米国市場の休場なども影響して、東京市場は引き続き商い閑散となったが、配当金の再投資期待などから日経平均はじりじりと上昇。注目されたエヌビディアの第1四半期決算は、売上高、調整後1株利益ともに市場予想を上回り、29日の東京市場は、アドバンテスト<6857>や東京エレクトロン<8035>など指数インパクトの大きい値がさハイテク株が買われ、日経平均は38000円台を回復。終値ベースでは2月下旬以来の水準まで上昇した。ただ、米国際貿易裁判所がトランプ関税を「違法で無効」と判断したものの、米政府は不服として上訴したと伝わるなど不透明な米国関税方針が改めて意識され、週末は売り優勢に。売り一巡後の日経平均は下げ幅を縮小したが、38000円台を割り込んで5月の取引を終えた。
なお、5月第4週の投資主体別売買動向によると、外国人投資家は現物を2833億円買い越したほか、TOPIX先物を1800億円売り越したことなどから合計1033億円の買い越しとなった。一方、個人投資家は現物を613億円売り越すなど合計で397億円売り越し。事業法人は現物を7121億円買い越し、自己は現物を9066億円売り越した。
■日経平均の38000円水準の上値抵抗意識は強い
5月30日のダウ平均は前日比54.34ドル高の42270.07ドル、ナスダックは同62.10ポイント安の19113.77で取引を終了した。トランプ米大統領が自身のSNSに「中国は米国との合意に完全に違反」と投稿。米中対立への懸念が再び高まったことなどから米主要3指数は高安まちまちとなり、大証ナイト・セッションの日経225先物は、日中終値比280円安の37680円で取引を終えた。
日経平均は3カ月ぶりの水準まで上昇したが、38000円台半ばでは上値が重くなった。
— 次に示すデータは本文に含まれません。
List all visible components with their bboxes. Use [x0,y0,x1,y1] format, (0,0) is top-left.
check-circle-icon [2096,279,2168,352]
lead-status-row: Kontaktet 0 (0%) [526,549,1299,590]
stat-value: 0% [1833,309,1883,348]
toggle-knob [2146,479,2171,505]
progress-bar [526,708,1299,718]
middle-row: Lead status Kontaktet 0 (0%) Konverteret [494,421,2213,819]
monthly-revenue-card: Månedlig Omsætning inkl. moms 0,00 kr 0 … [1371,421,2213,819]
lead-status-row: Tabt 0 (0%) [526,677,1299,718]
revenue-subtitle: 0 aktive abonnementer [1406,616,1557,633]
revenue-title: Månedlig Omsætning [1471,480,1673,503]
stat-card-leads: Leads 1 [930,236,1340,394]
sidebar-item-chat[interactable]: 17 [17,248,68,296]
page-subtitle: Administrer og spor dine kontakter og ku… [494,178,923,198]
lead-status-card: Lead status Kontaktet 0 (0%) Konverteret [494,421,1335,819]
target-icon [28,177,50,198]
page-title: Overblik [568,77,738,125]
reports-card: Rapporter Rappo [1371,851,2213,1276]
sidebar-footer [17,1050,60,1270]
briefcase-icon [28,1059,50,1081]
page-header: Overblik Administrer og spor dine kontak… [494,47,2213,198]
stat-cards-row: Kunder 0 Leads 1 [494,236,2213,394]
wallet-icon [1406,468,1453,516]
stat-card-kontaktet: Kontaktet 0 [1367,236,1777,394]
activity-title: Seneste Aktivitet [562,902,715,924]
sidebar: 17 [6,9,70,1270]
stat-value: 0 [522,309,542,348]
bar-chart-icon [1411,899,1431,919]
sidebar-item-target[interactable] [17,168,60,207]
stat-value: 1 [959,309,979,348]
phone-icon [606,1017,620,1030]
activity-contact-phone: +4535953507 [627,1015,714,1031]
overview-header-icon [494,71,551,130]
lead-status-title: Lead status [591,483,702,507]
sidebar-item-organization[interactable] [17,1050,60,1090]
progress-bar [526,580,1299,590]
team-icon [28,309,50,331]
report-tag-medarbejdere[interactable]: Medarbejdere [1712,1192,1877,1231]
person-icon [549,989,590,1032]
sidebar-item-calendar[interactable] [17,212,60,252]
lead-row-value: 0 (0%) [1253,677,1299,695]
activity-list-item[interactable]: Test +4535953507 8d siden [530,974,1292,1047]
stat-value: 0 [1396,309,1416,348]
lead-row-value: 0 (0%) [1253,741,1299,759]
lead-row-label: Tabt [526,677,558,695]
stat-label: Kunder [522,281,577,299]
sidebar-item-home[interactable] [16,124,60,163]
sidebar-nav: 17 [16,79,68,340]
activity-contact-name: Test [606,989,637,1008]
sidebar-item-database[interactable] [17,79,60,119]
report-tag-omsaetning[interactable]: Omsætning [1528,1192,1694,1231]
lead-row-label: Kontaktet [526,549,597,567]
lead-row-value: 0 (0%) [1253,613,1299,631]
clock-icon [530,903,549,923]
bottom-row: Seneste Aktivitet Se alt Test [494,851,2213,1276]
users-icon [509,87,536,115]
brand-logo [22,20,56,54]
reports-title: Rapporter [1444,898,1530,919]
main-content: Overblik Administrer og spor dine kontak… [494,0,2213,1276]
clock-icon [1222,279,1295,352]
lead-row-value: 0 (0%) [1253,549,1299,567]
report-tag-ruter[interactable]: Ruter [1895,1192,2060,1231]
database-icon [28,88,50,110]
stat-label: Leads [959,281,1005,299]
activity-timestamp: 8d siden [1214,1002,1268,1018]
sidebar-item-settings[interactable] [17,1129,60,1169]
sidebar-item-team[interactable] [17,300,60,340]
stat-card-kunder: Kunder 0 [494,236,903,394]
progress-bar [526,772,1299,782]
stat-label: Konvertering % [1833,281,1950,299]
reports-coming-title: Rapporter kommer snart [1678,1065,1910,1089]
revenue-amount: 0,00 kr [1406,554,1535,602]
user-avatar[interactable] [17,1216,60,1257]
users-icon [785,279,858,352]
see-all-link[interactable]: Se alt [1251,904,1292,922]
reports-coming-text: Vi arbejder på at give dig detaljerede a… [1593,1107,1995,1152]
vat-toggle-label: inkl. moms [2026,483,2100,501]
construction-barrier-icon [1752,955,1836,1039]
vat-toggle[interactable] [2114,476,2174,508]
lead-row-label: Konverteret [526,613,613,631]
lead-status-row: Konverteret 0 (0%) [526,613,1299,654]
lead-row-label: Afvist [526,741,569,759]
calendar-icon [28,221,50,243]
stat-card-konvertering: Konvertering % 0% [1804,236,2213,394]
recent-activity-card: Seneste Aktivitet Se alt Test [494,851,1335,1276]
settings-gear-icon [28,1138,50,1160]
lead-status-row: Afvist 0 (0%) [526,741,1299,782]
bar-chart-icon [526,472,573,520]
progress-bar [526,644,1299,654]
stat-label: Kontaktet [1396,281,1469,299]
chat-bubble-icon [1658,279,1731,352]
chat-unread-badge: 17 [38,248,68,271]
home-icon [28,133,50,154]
昨年9月から今年3月にかけて意識された下値支持だった38000円水準が、足下の上値抵抗として意識されつつある。戻り待ちの売り圧力が強いほか、米国関税方針が明確ではないことで大型株を中心に積極的な買いは入りにくい。週末のプライム市場の売買代金は6.5兆円と膨らんだが、これは機関投資家が運用指標とするMSCI(モルガン・スタンレー・キャピタル・インターナショナル)指数の定期リバランスの影響が大きく、実際の商いは閑散のまま。一方、個人投資家を中心とした中小型株への物色は活発化しており、グロース市場250指数は昨年3月末以来の水準まで上昇したほか、スタンダード指数は史上最高値(22年4月より算出開始)を更新している。短期資金の流出入で乱高下する銘柄は多いものの投資家心理は悪くないと考える。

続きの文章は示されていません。